In my blog post, I made three points why I thought it might make sense for Google Scholar to get shut down:
- It’s a niche tool for a relatively small user base.
- Today’s academic output is much more heterogeneous than it used to be.
- Finally, I asked what search scenario Scholar solved to warrant its future existence.
Thankfully, Anurag Acharya answered all these points wonderfully.
Being a niche tool is a good thing
One of the concerns often expressed is that Google Scholar does not earn Google any money. However, because Scholar serves a small user base, it does not cost Google all that much either. Moreover, Google is highly sympathetic to this particular niche, since most googlers are ex-academics themselves. In short, there is no pressure on Scholar to make money.
Academic information defined the Google way
Since Google indexes a lot more than just academic output, it has the data to determine what should be part of Google Scholar. Instead of working with a list of rules of what should be considered academic, Google can consider the wider context: if it cites other academic work, and if other academic work cites it, it probably is academic work. Although publications are included from the start since these are contextualised by their publishers, other output such as preprints and blog posts can be found using the rule above. Moreover, the team has a patent for deciding which version of a paper is the primary version.
Of additional interest is the discussion of datasets. Datasets are not discoverable through Scholar, and this has to do with a lack of means for users to judge utility. While publications have abstracts to judge utility before downloading, datasets are (apparently) lacking in this regard. As far as I know, services like figshare usually offer a field to describe a dataset, but perhaps this is not yet sufficient.
The search scenario of Scholar
Finally, what search scenario is solved by Google Scholar?
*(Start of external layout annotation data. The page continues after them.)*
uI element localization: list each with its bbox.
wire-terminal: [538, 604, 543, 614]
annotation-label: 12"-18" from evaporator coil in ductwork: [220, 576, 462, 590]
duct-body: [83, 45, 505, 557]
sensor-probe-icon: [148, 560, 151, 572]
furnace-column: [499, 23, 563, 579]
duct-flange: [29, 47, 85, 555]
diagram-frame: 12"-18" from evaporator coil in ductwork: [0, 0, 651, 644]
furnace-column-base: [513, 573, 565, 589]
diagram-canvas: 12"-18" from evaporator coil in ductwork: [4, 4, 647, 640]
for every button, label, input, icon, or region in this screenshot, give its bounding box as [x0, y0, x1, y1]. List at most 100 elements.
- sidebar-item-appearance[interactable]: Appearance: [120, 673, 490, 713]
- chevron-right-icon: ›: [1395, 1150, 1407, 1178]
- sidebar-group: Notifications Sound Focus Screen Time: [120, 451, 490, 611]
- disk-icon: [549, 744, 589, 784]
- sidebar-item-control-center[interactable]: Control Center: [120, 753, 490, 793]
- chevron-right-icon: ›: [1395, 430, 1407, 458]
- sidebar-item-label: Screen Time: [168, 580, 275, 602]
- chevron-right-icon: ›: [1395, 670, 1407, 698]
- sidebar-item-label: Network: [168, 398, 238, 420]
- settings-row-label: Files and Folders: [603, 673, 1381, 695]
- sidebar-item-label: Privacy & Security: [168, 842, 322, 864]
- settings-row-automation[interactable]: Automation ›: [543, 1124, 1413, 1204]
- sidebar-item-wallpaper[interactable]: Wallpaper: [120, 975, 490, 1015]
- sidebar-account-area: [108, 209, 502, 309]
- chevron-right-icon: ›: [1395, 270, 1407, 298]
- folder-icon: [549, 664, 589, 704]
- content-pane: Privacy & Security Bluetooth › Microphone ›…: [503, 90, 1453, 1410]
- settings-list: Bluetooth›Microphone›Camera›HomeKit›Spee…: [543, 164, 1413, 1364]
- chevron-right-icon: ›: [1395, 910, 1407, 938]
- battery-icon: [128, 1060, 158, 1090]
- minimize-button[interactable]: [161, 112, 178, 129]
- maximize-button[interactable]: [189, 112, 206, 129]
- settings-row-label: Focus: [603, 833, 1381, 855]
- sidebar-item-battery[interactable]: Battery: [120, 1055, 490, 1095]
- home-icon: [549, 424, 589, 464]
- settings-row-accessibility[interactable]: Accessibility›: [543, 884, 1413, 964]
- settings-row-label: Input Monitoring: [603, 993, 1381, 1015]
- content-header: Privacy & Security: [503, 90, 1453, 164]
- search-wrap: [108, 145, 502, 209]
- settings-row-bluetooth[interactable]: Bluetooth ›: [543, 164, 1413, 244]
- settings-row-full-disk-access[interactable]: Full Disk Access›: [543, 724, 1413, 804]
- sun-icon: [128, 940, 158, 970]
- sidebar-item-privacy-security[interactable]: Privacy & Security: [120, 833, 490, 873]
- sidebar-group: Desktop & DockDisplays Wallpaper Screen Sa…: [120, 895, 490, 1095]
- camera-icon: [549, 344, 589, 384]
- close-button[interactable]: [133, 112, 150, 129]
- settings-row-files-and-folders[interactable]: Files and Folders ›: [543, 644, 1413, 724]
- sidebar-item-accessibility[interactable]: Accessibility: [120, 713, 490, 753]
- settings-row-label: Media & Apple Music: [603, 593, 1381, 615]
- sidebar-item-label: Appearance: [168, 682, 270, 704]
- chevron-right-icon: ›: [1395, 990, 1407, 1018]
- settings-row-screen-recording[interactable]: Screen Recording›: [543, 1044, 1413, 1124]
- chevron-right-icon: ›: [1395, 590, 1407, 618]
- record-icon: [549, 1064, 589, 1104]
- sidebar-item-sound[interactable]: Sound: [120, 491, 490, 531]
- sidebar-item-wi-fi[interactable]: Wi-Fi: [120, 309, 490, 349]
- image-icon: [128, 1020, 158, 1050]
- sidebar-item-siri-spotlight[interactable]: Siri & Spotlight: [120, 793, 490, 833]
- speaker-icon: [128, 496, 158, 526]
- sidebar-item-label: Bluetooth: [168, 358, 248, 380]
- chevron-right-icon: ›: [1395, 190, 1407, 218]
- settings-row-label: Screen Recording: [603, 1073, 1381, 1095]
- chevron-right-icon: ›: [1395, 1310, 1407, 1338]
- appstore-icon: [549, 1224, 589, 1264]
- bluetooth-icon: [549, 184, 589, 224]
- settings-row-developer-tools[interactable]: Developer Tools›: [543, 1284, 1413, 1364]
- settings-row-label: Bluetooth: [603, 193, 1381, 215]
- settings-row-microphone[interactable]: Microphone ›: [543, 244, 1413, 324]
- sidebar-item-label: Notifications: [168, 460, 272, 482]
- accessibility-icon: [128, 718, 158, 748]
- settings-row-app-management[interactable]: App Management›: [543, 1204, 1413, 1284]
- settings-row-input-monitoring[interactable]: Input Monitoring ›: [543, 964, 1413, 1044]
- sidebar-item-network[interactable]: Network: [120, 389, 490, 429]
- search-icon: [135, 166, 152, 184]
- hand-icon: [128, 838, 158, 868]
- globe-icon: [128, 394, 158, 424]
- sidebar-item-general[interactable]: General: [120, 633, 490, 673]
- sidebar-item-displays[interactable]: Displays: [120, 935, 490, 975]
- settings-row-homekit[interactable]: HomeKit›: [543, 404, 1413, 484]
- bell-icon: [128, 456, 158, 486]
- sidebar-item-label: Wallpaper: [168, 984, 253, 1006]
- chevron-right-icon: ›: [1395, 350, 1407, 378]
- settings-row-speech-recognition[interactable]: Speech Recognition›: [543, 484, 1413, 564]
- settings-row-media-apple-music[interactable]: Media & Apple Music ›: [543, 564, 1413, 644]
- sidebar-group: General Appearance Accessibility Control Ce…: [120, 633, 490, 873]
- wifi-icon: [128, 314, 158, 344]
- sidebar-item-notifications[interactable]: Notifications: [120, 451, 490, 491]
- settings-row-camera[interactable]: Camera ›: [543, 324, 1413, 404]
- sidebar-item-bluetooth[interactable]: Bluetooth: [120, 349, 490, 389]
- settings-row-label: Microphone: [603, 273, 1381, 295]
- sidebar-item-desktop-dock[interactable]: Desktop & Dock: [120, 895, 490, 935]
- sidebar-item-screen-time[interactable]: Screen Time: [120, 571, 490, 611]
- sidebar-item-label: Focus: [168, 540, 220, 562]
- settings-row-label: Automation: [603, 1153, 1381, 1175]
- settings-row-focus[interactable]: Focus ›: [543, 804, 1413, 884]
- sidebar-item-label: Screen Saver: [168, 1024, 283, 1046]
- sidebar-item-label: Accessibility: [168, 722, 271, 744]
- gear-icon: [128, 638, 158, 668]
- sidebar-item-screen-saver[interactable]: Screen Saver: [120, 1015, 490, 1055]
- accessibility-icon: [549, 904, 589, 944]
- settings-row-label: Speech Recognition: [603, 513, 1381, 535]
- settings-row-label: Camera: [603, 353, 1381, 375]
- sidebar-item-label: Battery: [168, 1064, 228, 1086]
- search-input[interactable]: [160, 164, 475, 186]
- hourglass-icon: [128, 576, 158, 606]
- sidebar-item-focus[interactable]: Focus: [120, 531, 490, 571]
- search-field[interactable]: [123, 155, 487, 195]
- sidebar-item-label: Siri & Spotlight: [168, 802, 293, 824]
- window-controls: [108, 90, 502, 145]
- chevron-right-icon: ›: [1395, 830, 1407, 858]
The answer to this question is, in hindsight, relatively simple and is related to Scholar being a niche tool. The difficult problem at Google is to figure out the search intent: why did this user place this query? Since Scholar serves a single search problem, i.e. academic information, Google does not have to figure out the intent. Additionally, citations can be used to rank search results, as well as find related search results. These two characteristics not only make it meaningful to have this separate niche tool, but actually make Scholar a relatively simple tool for Google.
To conclude
If one thing can be clear around Google Scholar’s lustrum, it’s that Google is not killing Scholar any time soon. Instead, the Google Scholar team is expanding, building new features like personal libraries, and making advancements in getting papers to find the scholar, instead of the current time-intensive approach. There are several tools that aim to “tame the flood of literature“, but none have the data Google Scholar has on literature and users. I will be anxiously awaiting what Google will bring to the table.